BELLEAIR BLUFFS — A little more than a year ago this town stood on the brink of what appeared to be a sunny, new era.
Officials had shrugged off Largo's management of the city's Fire Department and had hired a new chief to pilot it into a happily-ever-after kind of future.
But there was no happily ever after. The City Council fired the chief Wednesday at a hastily called meeting that saw the mayor accused of deliberately sabotaging the Fire Department and trying to personally profit from a proposal to have Largo take over the town's fire service.
"That's just the most ludicrous stuff I've ever heard in my entire life," Mayor Chris Arbutine said. "For anyone to level such accusations is an insult. … You don't dignify those comments with a response."

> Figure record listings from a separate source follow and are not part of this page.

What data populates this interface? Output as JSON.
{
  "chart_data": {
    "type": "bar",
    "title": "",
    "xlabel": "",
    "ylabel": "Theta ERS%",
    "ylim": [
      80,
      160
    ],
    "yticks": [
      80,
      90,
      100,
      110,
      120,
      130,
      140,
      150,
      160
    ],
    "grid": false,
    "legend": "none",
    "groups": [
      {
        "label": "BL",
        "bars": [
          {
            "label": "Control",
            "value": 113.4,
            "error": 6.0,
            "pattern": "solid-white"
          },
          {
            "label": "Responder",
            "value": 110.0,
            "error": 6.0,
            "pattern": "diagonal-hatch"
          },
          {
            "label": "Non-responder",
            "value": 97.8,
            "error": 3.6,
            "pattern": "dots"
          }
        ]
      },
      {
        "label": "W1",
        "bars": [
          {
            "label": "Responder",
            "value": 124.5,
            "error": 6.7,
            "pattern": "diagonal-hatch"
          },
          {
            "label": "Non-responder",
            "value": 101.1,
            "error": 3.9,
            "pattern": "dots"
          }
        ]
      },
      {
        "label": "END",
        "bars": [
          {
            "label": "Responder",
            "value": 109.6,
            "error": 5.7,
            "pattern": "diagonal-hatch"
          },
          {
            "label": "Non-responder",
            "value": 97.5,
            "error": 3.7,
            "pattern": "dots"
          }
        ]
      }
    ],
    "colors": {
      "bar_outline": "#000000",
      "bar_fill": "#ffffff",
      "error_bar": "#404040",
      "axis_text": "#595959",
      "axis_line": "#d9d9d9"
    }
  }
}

The route to Wednesday's 3-2 decision is a tangled one that goes at least as far back as late 2007. At the time, the Largo Fire Department managed the Belleair Bluffs department, an arrangement reached after the departure of the Belleair Bluffs chief left the staff of 12 firefighters and one station without a leader.
The idea seemed a good one because Belleair Bluffs had little money and was using Largo's paramedics. But the relationship was rocky and the situation reached a boiling point in late 2007 when Largo's acting fire chief, Karry Bell, lost his job after an emotional confrontation with some Belleair Bluffs firefighters over a grievance.
Belleair Bluffs decided to become totally independent and, in April 2008, hired Patrick Competelli, a district chief from the Dunedin Fire Department, to run the department. But this past April, Belleair decided to terminate its $500,000 contract with Belleair Bluffs for fire service. Belleair's move to Largo would save it an estimated $125,000 per year, but the contract loss was a devastating hit to Belleair Bluffs' $1.3 million fire budget.
The bad news didn't end there. Pinellas County got nervous when the news about Belleair hit and said it would no longer give Belleair Bluffs $400,000 in EMS funding.
Belleair Bluffs had two choices: Raise taxes to make up the lost revenue or kill the department and outsource fire protection.
Arbutine said keeping the department would have meant tripling the property tax rate. Or, he could let Largo do the job for $244,225 a year.
As part of the deal, Largo agreed to hire all 12 firefighters, eight of whom would get raises. Otherwise, nothing else would change — the same firefighters would continue working out of the Belleair Bluffs department. The only step left was a voter referendum, scheduled for Sept. 1.
Competelli appeared to buy into the idea, telling residents they "should vote to allow Largo Fire Rescue to provide fire and EMS services to your city." He went on to praise Largo as a world class organization that could "provide much more equipment for less money."
Competelli never mentioned safety concerns nor did he question whether response times would increase.
That was June 30. Over the next few weeks, the situation between Competelli and Arbutine became increasingly strained. Arbutine has said Competelli threw a pen at him during one heated debate and had to be escorted from the council meeting by a deputy. Competelli has denied throwing a pen.
Competelli said Wednesday that he changed his mind about the consolidation when he realized some of that city's officials were misrepresenting EMS figures. Competelli also charged that Arbutine had failed to send budgets to the county in an effort to make it impossible to retain the department and had even said, "we are going to make this so expensive that the citizens will have to vote for it."
Competelli and Belleair Bluffs Council member Suzy Sofer also met with officials from Belleair.
"He was telling me one thing while he was meeting with the city manager and town of Belleair to try to get them to renege on the contract with Largo," said Mike Wallace, Largo's fire chief. "He was not an honest broker in the end."
Competelli wrote a memo Monday raising those issues as well as safety concerns about response times. He said the city should not give up its department.
Wallace said he's unsure why safety issues are being raised now when the deal, which provides the same staffing from the same building as currently exists, has not changed since June 30.
One item that did come up was Competelli's future. Wallace said Competelli wanted to be chief of another department or at least a management-level chief with Largo.
Wallace offered Competelli an entry-level, code enforcement job at $38,000 a year, less than half the $85,000 salary he's earning in Belleair Bluffs.
"He didn't even want to consider a starting salary, entry-level position," Wallace said.
That offer was made after Competelli's June 30 speech endorsing the Largo deal.
Competelli said Thursday that he did not want to "get into" details of the employment offer but that it had nothing to do with his change of heart. The safety concerns came about when he heard Largo might build a new station earlier than originally stated. A new station in another location could increase response times, he said.
Competelli maintained he did nothing wrong. His goal, he said, was to bring accurate information to Belleair Bluffs residents.
"My mother brought me up a whole lot better than to stand by and let misinformation go out to the public," Competelli said. "I feel that I was wrongly terminated."
Arbutine saw the memo and Competelli's actions as an attempt to undermine the council's orders that he prepare the department for the transition. And, on Wednesday, two council members — Jack Nazario and Hunt Brand — sided with the mayor. The other two — Suzy Sofer and Joseph Barkley — voted not to fire Competelli.